Housewives used household tools such
as knives, screwdrivers and hammers to open the tins. Others asked shopkeepers
to open them in their shops.
The early food tins were sometimes
heavier than the food they contained!
The demand for tinned food was
therefore lukewarm. Tinned food was mainly consumed by sailors and soldiers
until it became available to the public in 1830.
The word “can” was coined in 1939 by
book-keepers at Underwood’s cannery in Boston,
USA, as an
abbreviation for “canister.” William Underwood of England
set up the first cannery in America
during the 1920s. In British English, food that has been preserved by being
sealed in a tin is called tinned food.
Penknife
with blades
Peter Durand of England created the use of “vessels
of tin or other metals” for “preserving animal and vegetable food.”
In 1855 cutler and surgical
instrument maker Robert Yeates of England invented a penknife with
blades that folded into a handle. The device proved useful as a can-opener.

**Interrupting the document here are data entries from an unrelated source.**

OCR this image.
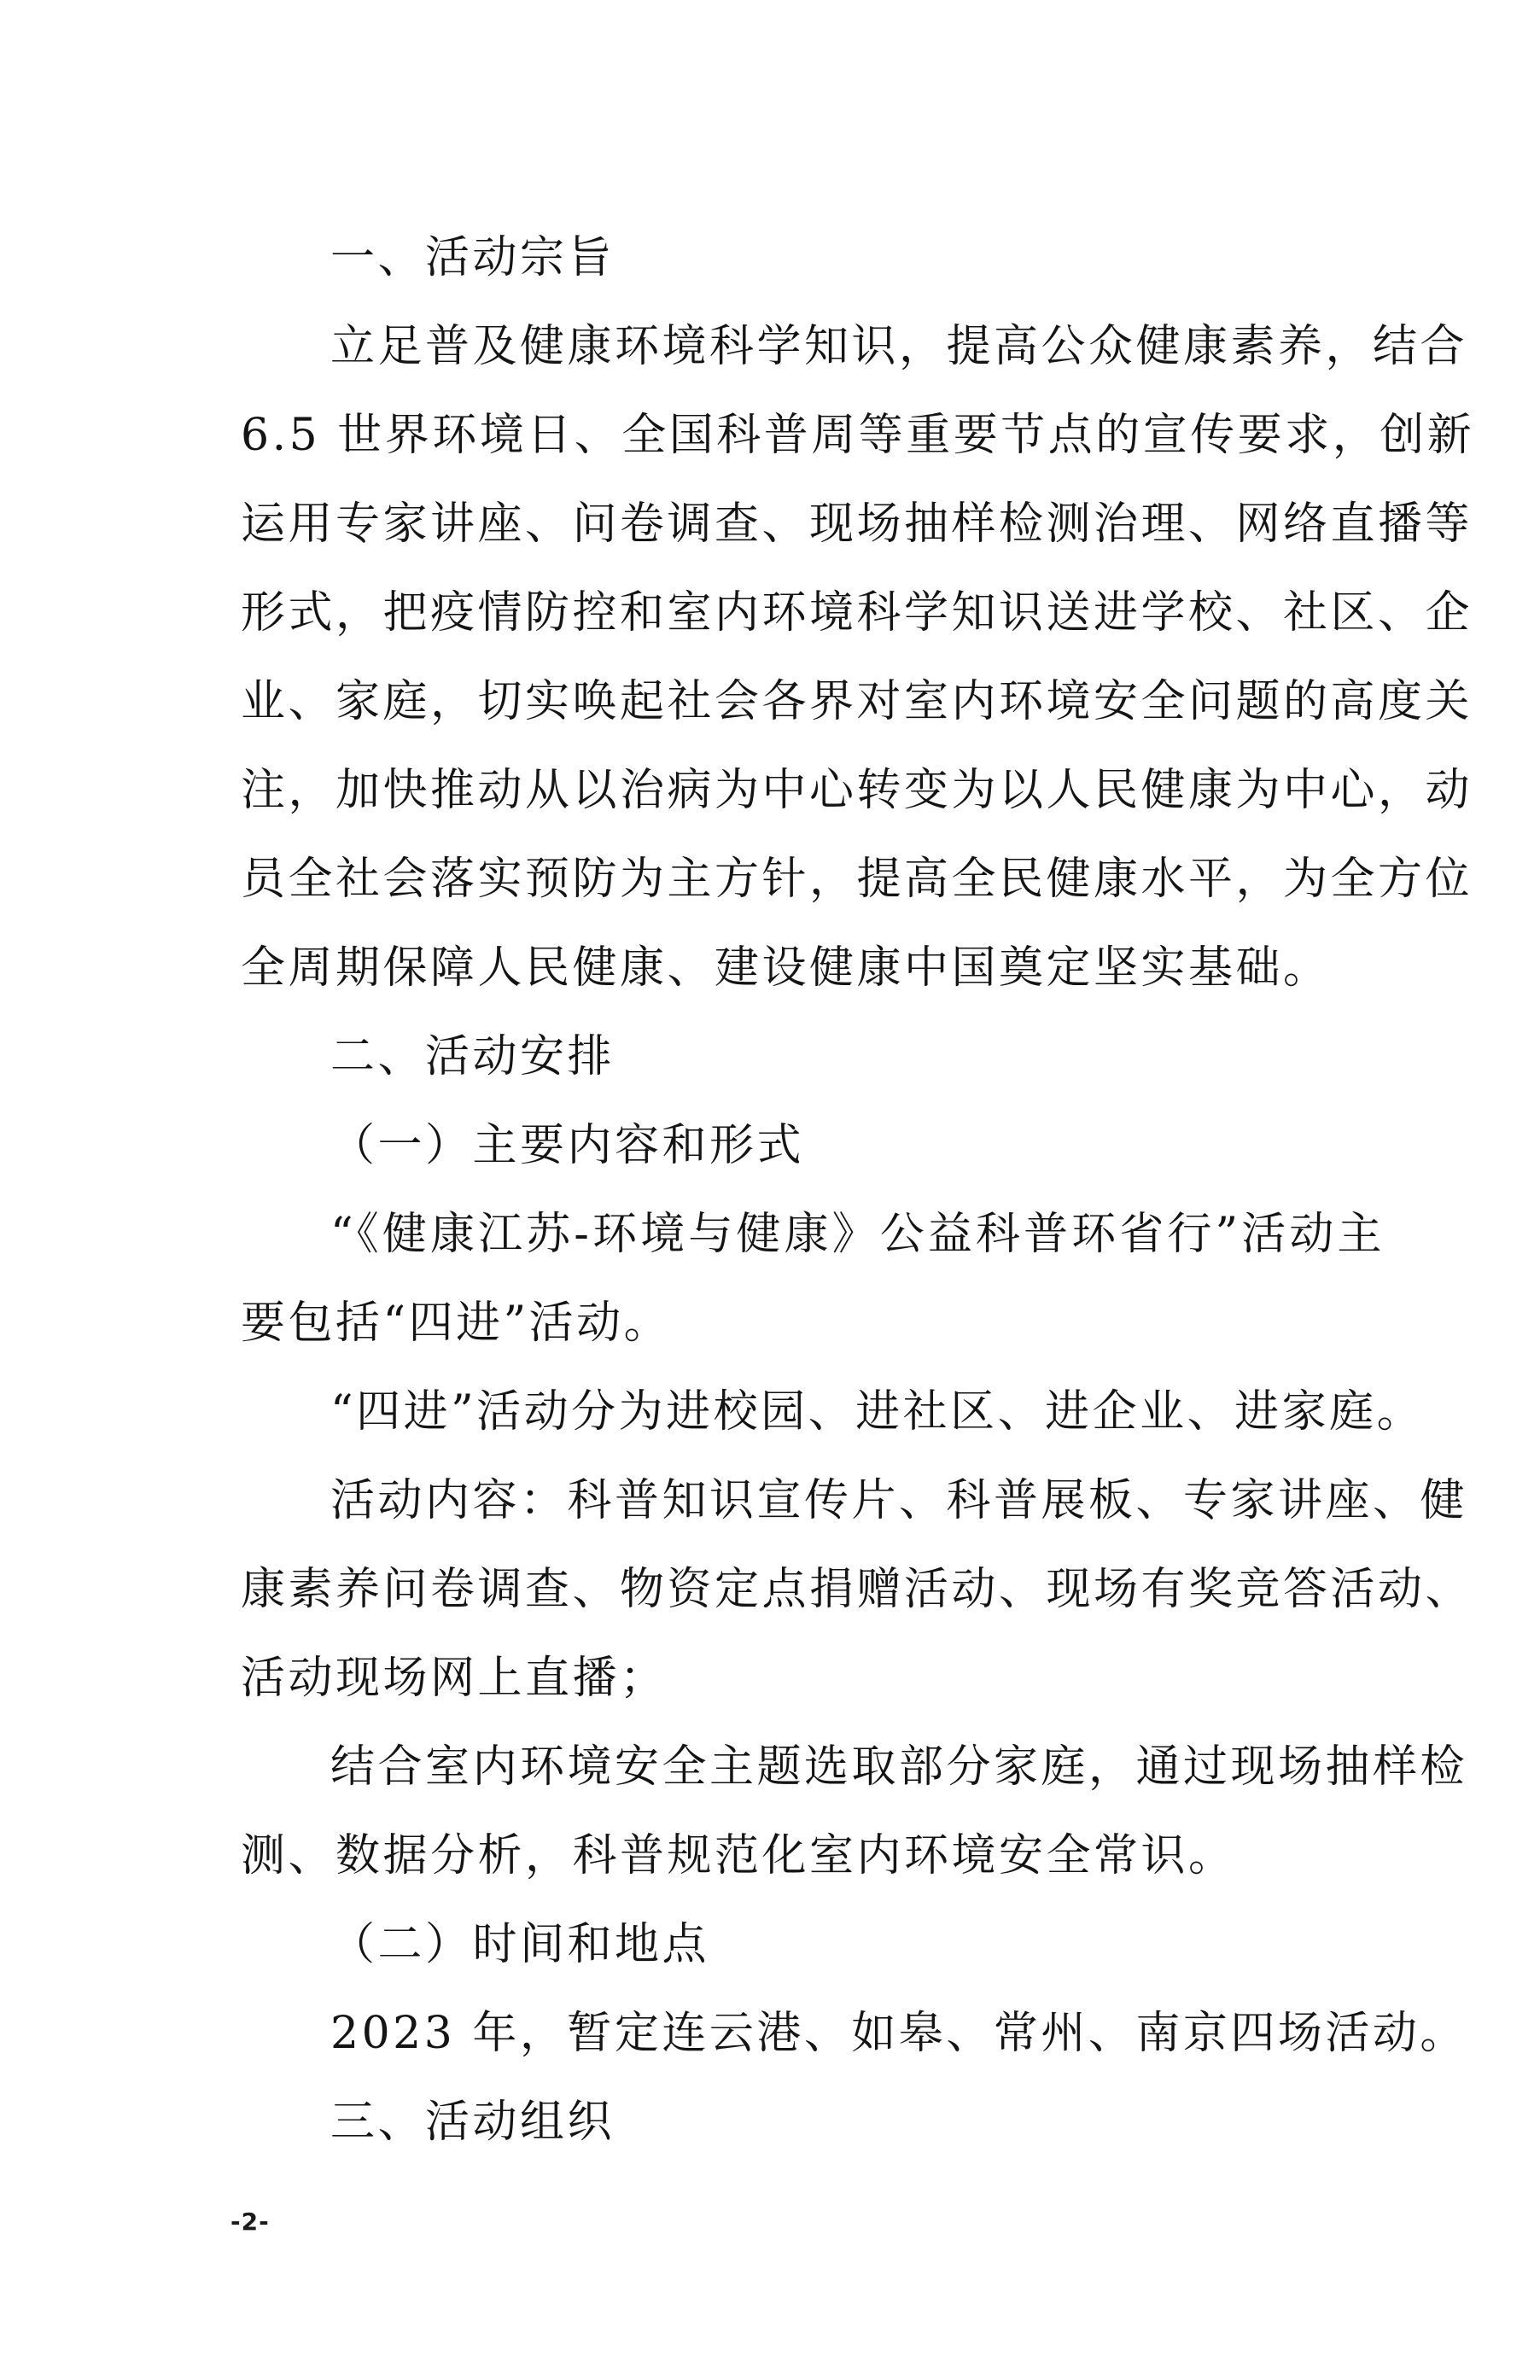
一、活动宗旨
立足普及健康环境科学知识，提高公众健康素养，结合
6.5 世界环境日、全国科普周等重要节点的宣传要求，创新
运用专家讲座、问卷调查、现场抽样检测治理、网络直播等
形式，把疫情防控和室内环境科学知识送进学校、社区、企
业、家庭，切实唤起社会各界对室内环境安全问题的高度关
注，加快推动从以治病为中心转变为以人民健康为中心，动
员全社会落实预防为主方针，提高全民健康水平，为全方位
全周期保障人民健康、建设健康中国奠定坚实基础。
二、活动安排
（一）主要内容和形式
“《健康江苏-环境与健康》公益科普环省行”活动主
要包括“四进”活动。
“四进”活动分为进校园、进社区、进企业、进家庭。
活动内容：科普知识宣传片、科普展板、专家讲座、健
康素养问卷调查、物资定点捐赠活动、现场有奖竞答活动、
活动现场网上直播；
结合室内环境安全主题选取部分家庭，通过现场抽样检
测、数据分析，科普规范化室内环境安全常识。
（二）时间和地点
2023 年，暂定连云港、如皋、常州、南京四场活动。
三、活动组织
-2-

Three years later, Ezra Warner of the
US
invented a two-bladed can-opener that was described as “part bayonet, part sickle.” Then came a tin with a key fixed to the top for opening. In 1970,
William Lyman of the US
introduced the first can-open with a cutting wheel.
A US company later promoted the
modern form of rotary can-opener in 1927. It took 53 years before a British
metal maker, William Cookson, invented the tear-open can.